Otro punto a favor de la autora es que el libro además de ser instructivo, es divertido porque hace buen uso de la ironía. Un ejemplo de lo que acabo de indicar lo podemos encontrar en el capítulo que la autora dedica a Norman Lewis, con el título de "La Salvaje Poesía de la Guerra". En él se nos relata que el  9 de Septiembre de l943, la sección de Lewis, compuesta de once sargentos y un brigada, desembarcó en Playa Roja, nombre en clave militar de Paestum,  del Duchess Of Bedford, en un mar cubierto de barcos hasta el horizonte.
Y sigo copiando literalmente:
Rodeados de "una hermosa desolación", pasaban el tiempo leyendo, tomando el sol y acostumbrándose al áspero vino que abundaba en la granja y, a veces, practicando el italiano con los soldados desertores que se dirigían a sus casas en el sur. Uno de ellos regaló a Lewis un trozo del manto de una virgen de Pompeya para que le protegiera de todo mal. la única misión que se les encomendó fue identificar el origen de unas luces misteriosas que se divisaban cada noche en un pueblo cercano y que resultaron ser las linternas de los vecinos dirigiéndose al único retrete existente en la población.
En el capítulo dedicado a Lawrence Durrell, la autora saca el siguiente extracto del libro "La Celda del Próspero" del autor:
Todo el Mediterráneo-las esculturas, las palmeras, los héroes con barba, el vino, las ideas, los barcos, la luz de la luna, las gorgonas aladas, los hombres de bronce, los filósofos-parece surgir del sabor agrio y picante de las olivas negras entre los dientes. Un sabor más frío que la carne, más viejo que el vino. Un sabor tan viejo como el agua fría.

Leyendo estas palabras tan bellas sobre Grecia, no he podido evitar pensar en la actual situación de este maravilloso país, y he sentido una enorme pena, sobre todo por sus gentes.
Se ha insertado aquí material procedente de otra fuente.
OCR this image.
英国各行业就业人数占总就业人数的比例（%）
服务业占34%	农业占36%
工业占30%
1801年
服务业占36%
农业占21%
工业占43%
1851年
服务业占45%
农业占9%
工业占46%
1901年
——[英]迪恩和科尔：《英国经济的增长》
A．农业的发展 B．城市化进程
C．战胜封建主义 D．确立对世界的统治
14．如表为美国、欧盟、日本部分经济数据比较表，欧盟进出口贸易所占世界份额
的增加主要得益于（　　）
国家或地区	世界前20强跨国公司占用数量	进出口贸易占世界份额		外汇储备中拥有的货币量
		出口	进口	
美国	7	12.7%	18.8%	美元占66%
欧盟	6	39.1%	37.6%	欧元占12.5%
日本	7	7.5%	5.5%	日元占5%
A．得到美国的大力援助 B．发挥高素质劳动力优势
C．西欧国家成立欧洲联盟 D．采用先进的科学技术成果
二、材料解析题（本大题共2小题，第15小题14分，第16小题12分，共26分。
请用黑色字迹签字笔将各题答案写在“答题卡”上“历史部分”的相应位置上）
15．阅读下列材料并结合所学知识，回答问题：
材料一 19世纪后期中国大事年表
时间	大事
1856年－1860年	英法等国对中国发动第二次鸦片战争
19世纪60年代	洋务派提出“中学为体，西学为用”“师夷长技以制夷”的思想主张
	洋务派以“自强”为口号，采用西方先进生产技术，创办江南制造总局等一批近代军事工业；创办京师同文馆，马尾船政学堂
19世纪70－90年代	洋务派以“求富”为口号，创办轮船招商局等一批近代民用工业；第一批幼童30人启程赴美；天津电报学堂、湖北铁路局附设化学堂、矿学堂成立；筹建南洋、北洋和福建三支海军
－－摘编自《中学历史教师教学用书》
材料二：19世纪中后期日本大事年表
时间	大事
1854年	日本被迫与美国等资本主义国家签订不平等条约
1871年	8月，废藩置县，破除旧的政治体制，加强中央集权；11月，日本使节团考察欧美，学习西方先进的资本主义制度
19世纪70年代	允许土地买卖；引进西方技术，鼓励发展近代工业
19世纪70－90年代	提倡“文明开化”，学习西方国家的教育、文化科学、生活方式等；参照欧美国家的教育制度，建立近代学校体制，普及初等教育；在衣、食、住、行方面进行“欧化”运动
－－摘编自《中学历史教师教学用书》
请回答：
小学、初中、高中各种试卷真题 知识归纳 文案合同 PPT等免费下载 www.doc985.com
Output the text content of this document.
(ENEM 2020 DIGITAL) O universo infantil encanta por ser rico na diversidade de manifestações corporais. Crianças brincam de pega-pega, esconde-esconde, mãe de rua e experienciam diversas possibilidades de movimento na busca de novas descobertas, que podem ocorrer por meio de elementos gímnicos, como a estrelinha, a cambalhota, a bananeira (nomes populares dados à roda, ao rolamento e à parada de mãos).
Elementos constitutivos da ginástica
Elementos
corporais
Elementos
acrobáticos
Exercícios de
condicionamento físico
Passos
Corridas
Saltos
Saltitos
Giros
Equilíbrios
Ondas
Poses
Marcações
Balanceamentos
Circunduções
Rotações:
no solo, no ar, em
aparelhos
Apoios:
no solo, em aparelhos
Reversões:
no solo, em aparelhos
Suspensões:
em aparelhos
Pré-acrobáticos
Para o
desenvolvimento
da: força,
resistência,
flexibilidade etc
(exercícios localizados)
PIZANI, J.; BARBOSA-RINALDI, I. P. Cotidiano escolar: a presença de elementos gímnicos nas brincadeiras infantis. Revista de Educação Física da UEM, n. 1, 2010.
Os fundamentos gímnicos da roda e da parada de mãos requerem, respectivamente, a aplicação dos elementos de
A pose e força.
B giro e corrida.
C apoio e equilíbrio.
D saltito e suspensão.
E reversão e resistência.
Entonces he retrocedido hasta la página donde viene la Presentación del libro, titulada "El Mundo Mediterráneo Como Destino Vital" y de ahí copio estas palabras que pueden servirnos para reflexionar sobre el verdadero valor, el verdadero capital de las naciones: sus gentes. Y me pregunto cúando será el día que los políticos se den cuenta de ello.

-En antiguos oráculos se llamaba <<sedienta de justicia>> a una tierra arcaica: allí todos los esfuerzos iban encaminados al orden y a un gobierno perfecto.
Dime, ¿dónde se encuentra ahora esa tierra?
-¡Qué pregunta! Donde siempre ha estado: en el alma de los seres humanos.

GEORGE ELIOT, Middlemarch


Sin duda, un libro muy, pero que muy especial. ¿Se lo van a perder?